07/11/2014
Un roman à l'envers (4).
Enfin le froid. Pas le grand, mais la température qui saisit, un peu, les locaux qui ne sortent plus en tshirt. Toujours ce décalage stupéfiant, également, entre les appartements surchauffés (sans autre possibilité que d'ouvrir la fenêtre ou mettre la climatisation!) et les fameux tunnels piétons à 35 degrés, juste avant de ressortir. Enfin le froid et la belle sensation de se réchauffer en marchant, en cherchant des repères, des panneaux en cyrillique qu'on commence à déchiffrer. Un grand tour pour réellement commencer à découvrir Kiev, une longue marche, des collines, des escaliers, des monuments et des places arpentés. Comme convenu - au double sens du terme - la visite de la Maïdan est touchante, comme tous les endroits qui ont fait face à l'histoire. Parmi la galerie, j'avise un portrait, il avait 23 ans, des yeux moqueurs, un sourire à deux millions de Hryvnias. Mais il a trouvé la mort, au début de cette année, quand j'étais chez moi en train d'écrire l'histoire de deux hommes de son pays essayant d'échapper à la leur, et d'en sauver leurs familles.

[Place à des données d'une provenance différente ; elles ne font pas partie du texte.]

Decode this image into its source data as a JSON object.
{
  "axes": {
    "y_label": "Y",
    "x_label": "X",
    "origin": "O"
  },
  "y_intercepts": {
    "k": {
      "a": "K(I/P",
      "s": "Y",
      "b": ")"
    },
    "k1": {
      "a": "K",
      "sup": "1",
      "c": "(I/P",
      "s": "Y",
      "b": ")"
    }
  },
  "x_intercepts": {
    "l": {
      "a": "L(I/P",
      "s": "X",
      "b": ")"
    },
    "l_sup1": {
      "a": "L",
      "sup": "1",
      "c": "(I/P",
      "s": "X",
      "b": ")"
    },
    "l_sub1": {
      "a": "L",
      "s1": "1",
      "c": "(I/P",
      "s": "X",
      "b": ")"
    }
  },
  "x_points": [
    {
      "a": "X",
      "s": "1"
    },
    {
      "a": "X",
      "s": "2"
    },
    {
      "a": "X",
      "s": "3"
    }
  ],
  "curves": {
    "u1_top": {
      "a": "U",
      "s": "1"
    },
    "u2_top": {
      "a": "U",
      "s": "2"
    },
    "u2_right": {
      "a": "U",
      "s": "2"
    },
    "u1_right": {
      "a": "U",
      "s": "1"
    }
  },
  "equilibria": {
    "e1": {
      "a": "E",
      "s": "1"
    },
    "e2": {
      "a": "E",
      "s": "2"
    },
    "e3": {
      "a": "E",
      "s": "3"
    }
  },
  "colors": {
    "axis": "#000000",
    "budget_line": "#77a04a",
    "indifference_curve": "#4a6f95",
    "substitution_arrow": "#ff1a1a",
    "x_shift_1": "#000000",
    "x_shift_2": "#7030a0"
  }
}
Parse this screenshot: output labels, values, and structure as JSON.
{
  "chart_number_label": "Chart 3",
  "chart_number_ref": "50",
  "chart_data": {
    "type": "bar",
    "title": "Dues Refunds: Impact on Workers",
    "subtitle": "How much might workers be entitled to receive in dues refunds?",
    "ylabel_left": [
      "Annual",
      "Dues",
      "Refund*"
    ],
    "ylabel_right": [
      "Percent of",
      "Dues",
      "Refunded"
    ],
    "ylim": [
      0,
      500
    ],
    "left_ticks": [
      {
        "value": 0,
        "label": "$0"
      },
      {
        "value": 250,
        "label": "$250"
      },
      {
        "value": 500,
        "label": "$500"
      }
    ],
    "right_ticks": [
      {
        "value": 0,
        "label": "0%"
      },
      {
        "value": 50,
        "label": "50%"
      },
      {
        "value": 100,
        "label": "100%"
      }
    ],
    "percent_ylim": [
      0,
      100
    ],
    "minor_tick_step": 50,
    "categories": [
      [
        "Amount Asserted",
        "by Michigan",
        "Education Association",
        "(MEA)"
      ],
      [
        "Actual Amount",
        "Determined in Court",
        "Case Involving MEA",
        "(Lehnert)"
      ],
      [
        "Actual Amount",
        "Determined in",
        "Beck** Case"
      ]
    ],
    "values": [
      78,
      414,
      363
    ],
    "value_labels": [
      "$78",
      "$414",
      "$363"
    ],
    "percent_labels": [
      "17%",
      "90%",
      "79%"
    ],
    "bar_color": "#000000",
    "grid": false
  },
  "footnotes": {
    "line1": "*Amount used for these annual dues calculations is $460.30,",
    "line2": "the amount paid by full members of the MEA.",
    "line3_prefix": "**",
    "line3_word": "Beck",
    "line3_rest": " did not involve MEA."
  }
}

Je ne m'autorise pas à juger de ce que les combattants ont gagné, sur cette place, ni même si on peut encore gagner, dans ce monde, autre chose que de l'argent. E l'argent, des Ukrainiens en ont, beaucoup, ce qui signifie que beaucoup d'autres n'en ont pas, comme partout. Et pour mieux signifier ça, il y a les marques, les magasins de mode, les grandes chaînes mondiales. Qui côtoient les petits métiers qui existent encore, là-bas, les marchands avec des bouliers pour compter, des balais faméliques pour regrouper les feuilles, les vendeuses de café, de maïs grillé. Je visite Sainte-Sophie, prend de la hauteur, me régale du "Regard" en mosaïque de Oksana Mas. Je continue vers le Monastère St. Michel et son bleu qui balaye tout. Visiter seul, dans un pays dont je ne peux parler la langue, invite au silence: je pense à mes personnages qui n'ont pas visité la ville, eux, il y a cent-dix ans. Mais se sont arrêtés au Ministère des affaires agricoles, devant lequel je passe, pour rentrer, juste après un passage pour saluer Chevtchenko: il est temps de passer par un supermarché, acheter les fruits que je n'ai pas osé ne pas savoir formuler sur les étals, dehors. Me confondre, un instant, avec les locaux, rentrer dans mon HLM fardé. Un proverbe ukrainien dit qu'il vaut mieux voir une fois plutôt que de l'entendre raconter cent. En un mot comme en cent, j'y suis.